Statement on US government directive to suspend access to Fable 5 and Mythos 5
Government Order & Anthropic’s Response
- US government issued an export-control-style directive: Fable 5 / Mythos 5 must not be used by any foreign national, anywhere, including Anthropic’s own foreign employees.
- Anthropic says the practical effect is shutting the models off for everyone, since they can’t reliably verify citizenship.
- Government concern appears to be a jailbreaking method that lets the model find software vulnerabilities; Anthropic claims the demo only found simple, already-known issues that other public models can also find without jailbreaks.
- Legal basis and process are seen as unclear and ad hoc; some compare it to past export controls on cryptography and ITAR.
Reactions to the Government & Politics
- Many view this as authoritarian overreach, retaliation over earlier Anthropic–Pentagon clashes, or part of a broader anti-immigrant / “America First” stance.
- Others argue Anthropic “asked for this” by publicly pushing for strong AI regulation and comparing models to nuclear weapons; now those arguments are being used against them.
- Some think rivals influenced the White House; others see it as pure Trump-era patronage, extortion, or market manipulation. Motive is widely disputed.
Model Capabilities, Safety, and Hype
- Several users report Fable as a major step up for complex software engineering (long-horizon coding, debugging, usability review), worth the higher cost.
- Others find it only modestly better than Opus 4.8 / GPT‑5.5, sometimes sloppier, and heavily hamstrung by aggressive guardrails.
- Debate over danger: one side sees LLMs as serious dual-use cyber and military tech that justifies national-security controls; the other calls that “scaremongering” and notes years of doomsday rhetoric have not produced corresponding disasters.
Guardrails, Jailbreaking, and KYC
- Consensus that “perfect jailbreak resistance” is impossible; all major models can be bypassed with clever prompts.
- Many expect this order to push much stricter guardrails and some form of identity / citizenship verification to use top-tier models.
- Some see this as the start of a broader push to require ID for high-capability AI (and possibly other online services).
Ecosystem & Market Impact
- Strong concern that US closed models are now a clear supply-chain and regulatory risk for foreign users and multinationals.

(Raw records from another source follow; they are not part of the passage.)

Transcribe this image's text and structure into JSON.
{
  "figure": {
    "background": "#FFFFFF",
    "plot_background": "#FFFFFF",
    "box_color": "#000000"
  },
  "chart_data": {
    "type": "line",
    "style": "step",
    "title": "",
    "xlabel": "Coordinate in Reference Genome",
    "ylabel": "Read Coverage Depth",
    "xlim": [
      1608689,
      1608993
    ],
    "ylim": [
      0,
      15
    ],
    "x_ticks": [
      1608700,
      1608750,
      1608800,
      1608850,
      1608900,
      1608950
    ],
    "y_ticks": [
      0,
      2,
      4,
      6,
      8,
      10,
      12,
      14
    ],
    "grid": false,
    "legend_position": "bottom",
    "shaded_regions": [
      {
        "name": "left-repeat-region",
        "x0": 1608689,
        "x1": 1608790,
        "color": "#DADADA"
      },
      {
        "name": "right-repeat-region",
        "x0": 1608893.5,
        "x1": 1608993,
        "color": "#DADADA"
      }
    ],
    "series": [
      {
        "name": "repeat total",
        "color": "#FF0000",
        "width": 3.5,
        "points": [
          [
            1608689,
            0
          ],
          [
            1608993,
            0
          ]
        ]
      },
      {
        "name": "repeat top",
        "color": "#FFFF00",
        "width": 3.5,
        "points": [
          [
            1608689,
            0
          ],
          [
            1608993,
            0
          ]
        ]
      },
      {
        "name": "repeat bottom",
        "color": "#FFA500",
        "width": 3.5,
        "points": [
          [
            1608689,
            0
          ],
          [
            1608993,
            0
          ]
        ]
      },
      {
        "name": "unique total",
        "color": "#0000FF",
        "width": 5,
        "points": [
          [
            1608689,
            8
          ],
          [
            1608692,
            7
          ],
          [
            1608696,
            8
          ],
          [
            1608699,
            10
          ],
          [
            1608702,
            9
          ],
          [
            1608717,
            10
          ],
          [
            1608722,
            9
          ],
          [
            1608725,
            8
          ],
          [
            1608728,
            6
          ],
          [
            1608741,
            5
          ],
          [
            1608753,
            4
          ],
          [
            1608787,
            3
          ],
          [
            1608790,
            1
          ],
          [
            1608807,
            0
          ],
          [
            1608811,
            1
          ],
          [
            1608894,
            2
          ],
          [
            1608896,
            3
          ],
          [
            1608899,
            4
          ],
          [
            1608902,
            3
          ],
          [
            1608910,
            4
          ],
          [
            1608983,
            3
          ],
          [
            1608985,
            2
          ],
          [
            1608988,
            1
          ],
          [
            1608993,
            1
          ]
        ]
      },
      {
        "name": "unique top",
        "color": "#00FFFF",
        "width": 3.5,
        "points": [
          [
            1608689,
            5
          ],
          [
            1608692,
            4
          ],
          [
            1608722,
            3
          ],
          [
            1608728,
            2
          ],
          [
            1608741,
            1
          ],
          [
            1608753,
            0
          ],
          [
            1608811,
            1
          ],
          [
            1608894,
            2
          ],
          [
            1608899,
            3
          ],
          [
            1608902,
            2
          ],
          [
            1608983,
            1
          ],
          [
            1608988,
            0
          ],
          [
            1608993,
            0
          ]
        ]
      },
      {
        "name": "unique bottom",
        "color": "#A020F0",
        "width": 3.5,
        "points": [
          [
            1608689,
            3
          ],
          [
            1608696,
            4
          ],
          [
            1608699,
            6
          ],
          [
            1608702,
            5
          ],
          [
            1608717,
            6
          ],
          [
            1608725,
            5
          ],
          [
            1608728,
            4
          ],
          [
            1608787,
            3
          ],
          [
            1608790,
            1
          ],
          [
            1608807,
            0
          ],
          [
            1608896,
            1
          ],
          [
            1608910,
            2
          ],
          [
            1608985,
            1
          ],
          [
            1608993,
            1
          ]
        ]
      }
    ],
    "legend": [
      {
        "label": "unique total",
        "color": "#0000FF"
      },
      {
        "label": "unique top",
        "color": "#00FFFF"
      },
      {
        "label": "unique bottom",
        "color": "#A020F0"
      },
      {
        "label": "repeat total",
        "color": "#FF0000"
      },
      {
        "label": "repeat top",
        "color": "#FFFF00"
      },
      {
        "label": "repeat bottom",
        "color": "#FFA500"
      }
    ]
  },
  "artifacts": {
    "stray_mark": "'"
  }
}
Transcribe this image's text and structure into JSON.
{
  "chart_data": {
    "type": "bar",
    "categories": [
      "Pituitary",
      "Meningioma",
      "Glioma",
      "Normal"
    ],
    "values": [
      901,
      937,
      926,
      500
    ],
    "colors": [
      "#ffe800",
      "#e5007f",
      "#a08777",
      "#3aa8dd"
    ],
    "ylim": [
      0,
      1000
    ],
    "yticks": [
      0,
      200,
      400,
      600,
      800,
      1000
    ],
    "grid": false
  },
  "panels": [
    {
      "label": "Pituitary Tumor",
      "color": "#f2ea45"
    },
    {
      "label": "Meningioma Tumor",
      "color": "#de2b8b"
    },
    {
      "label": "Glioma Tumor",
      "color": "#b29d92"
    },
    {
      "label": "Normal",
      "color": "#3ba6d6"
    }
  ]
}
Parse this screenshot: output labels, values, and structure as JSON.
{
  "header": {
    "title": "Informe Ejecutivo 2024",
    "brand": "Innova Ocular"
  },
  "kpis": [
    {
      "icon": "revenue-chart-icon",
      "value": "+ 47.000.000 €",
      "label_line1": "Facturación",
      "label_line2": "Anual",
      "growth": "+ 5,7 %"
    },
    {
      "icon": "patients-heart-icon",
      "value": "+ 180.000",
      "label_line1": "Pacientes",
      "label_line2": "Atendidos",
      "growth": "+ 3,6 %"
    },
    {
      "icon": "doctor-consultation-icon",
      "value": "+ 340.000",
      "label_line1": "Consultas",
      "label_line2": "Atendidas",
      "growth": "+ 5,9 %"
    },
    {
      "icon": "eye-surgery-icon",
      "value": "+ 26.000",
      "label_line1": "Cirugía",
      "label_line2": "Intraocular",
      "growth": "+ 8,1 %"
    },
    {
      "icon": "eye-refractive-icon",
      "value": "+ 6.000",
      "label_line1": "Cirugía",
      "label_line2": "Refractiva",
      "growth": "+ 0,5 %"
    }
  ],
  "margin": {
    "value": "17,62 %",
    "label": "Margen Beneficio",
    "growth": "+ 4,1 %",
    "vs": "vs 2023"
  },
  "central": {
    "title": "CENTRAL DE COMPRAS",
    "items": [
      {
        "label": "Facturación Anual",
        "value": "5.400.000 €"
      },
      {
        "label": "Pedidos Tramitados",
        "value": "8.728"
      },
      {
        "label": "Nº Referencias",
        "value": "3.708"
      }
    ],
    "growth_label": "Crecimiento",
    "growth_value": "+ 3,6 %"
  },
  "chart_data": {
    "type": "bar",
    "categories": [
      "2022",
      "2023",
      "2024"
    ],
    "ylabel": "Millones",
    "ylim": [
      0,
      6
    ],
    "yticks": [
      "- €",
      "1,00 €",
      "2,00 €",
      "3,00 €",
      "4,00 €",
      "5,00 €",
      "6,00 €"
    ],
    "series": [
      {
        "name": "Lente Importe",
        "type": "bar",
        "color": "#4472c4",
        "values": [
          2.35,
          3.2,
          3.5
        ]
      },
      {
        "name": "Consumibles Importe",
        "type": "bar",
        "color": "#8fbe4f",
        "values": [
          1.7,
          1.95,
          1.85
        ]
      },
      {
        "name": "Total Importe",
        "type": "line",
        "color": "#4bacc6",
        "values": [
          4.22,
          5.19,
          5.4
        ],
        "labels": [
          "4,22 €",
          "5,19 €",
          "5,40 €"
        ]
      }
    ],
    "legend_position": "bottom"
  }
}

- Many predict increased investment in sovereign and open-weight models (especially from China, EU, India) and possibly relocation of AI work outside the US.
- Others think this could cap frontier model deployment in the US, destabilize the AI datacenter boom, and hurt Anthropic’s IPO prospects—though a minority see the ban itself as powerful marketing (“so advanced the government banned it”).
User-Level Effects
- Users report abrupt loss of Fable access mid-session, silent fallbacks, and then explicit errors; some note quotas being reset and several mention prompt refunds for recent upgrades.